In Britain, Adam Ingram, the Armed Forces minister, told the Commons that of 33 investigations into deaths of Iraqi civilians or alleged ill-treatment involving British soldiers, 12 were ongoing. Twenty-one had been completed. In 15 cases there had been no case to answer and six recommendations were being considered. Eighteen of the inquiries concerned deaths.

It was reported last night that there have been 21 alleged fatalities caused by UK forces and six Iraqis have died in British military custody.

Peter Mandelson led a backlash by former ministers and Labour MPs against the Daily Mirror editor, Piers Morgan, for publishing the pictures of British soldiers allegedly carrying out abuses on an Iraqi.

Unconfirmed reports were circulating around Westminster that the photographs had been faked by a private security firm operating in Iraq with a grudge against anti-coalition media.
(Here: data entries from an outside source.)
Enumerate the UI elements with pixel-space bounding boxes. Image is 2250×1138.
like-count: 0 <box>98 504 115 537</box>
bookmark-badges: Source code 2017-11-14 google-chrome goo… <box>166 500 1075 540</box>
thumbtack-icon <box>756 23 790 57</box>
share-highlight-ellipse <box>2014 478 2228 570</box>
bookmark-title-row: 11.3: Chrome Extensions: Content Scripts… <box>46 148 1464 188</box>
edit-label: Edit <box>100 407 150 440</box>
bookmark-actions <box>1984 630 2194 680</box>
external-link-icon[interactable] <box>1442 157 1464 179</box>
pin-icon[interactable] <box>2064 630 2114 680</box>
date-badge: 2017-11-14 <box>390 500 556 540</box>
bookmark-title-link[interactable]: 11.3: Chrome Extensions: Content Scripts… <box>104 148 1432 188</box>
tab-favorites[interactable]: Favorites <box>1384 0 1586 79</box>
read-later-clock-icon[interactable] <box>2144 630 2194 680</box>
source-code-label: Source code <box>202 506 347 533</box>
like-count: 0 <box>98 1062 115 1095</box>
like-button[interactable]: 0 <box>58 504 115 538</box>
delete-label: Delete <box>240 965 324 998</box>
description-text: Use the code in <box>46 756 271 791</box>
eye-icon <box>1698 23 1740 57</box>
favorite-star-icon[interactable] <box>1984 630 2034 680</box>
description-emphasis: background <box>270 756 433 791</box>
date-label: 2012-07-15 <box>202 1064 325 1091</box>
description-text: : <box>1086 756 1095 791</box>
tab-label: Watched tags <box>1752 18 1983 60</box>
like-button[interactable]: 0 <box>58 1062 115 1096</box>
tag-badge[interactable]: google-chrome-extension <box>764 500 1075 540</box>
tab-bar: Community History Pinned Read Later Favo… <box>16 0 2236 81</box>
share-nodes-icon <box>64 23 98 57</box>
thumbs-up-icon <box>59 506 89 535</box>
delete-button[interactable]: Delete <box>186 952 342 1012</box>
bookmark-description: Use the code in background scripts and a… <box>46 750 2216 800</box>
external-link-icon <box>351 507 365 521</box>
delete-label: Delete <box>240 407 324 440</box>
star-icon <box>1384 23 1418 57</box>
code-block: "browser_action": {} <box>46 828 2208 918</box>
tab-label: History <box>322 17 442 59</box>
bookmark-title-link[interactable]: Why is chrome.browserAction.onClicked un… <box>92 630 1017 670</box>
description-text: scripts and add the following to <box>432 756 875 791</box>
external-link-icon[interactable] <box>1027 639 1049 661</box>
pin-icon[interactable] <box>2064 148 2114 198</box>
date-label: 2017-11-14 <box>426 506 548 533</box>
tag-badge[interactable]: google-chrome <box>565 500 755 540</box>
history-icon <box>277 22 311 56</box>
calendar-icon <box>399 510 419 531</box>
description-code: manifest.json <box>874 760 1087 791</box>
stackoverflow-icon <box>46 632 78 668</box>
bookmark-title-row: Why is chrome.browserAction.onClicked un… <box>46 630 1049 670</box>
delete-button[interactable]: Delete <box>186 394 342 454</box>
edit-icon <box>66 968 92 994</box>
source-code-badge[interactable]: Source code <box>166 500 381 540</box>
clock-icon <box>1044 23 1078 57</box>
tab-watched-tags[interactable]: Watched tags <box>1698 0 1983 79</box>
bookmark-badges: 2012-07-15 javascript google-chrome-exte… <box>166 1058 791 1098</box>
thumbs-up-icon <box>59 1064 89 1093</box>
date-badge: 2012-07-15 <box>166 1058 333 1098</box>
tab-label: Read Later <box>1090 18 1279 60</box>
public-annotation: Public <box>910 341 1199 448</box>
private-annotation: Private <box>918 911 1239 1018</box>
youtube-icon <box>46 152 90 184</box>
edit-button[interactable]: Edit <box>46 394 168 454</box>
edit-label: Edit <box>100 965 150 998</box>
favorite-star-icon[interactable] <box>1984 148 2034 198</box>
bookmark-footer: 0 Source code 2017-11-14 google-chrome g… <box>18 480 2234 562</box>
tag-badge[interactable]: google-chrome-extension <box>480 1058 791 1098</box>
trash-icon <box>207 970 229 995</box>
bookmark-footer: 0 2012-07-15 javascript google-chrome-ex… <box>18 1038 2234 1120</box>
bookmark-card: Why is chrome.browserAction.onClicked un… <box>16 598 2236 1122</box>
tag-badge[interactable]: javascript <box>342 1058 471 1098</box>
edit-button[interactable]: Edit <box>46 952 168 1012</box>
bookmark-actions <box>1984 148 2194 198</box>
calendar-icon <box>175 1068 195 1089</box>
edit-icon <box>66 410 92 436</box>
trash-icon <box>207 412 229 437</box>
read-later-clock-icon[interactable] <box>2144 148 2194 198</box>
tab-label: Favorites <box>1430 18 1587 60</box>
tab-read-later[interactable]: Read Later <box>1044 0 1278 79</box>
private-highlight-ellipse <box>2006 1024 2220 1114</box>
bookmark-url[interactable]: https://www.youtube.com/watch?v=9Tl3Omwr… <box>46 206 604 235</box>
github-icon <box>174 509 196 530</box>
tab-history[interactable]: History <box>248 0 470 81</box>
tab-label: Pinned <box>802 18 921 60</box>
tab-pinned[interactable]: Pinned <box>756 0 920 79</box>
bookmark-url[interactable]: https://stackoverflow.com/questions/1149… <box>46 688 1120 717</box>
Mr Ingram was told about the reports minutes after making a statement to the Commons in which he called on Mr Morgan to make a full disclosure of the identity of the soldiers who handed over the photographs to the newspaper.

With more details of abuses in Iraqi by Allied forces emerging every day and with so many investigations belatedly under way, there is a growing sense in Washington that it is only a matter of time before one or more senior officials or officers are forced to resign as a consequence.

Mr Rumsfeld, who other than Mr Bush holds ultimate responsibility for the military, yesterday condemned the abuse as "totally unacceptable and un-American". He said: "We're taking and will continue to take whatever steps are necessary to hold accountable those that may have violated the code of military conduct and betrayed the trust placed in them by the American people."

Yesterday Senator Edward Kennedy emerged from a closed-door session of the Senate Armed Services Committee saying he believed the allegations made public were only "the beginning rather than the end" of the abuse accusations. "This does not appear to be an isolated incident," he said.

But Mr Rumsfeld refused to admit that the abuse amounted to torture. "I'm not a lawyer," he said. "My impression is that what has been charged thus far is abuse, which I believe technically is different from torture."

The Bush administration has been forced to try to explain how widespread abuse was permitted at the Abu Ghraib prison west of Baghdad between October and December last year. The extent of the abuse was revealed by photographs which showed soldiers sexually humiliating hooded prisoners and intimidating them. A leaked internal report carried out by the army into the maltreatment described it as "sadistic, blatant and wanton".

Seeking to limit the damage from the scandal, the National Security Adviser, Condoleezza Rice, told the Qatar-based al-Jazeera television network yesterday: "We have a democratic system that holds people accountable for their actions."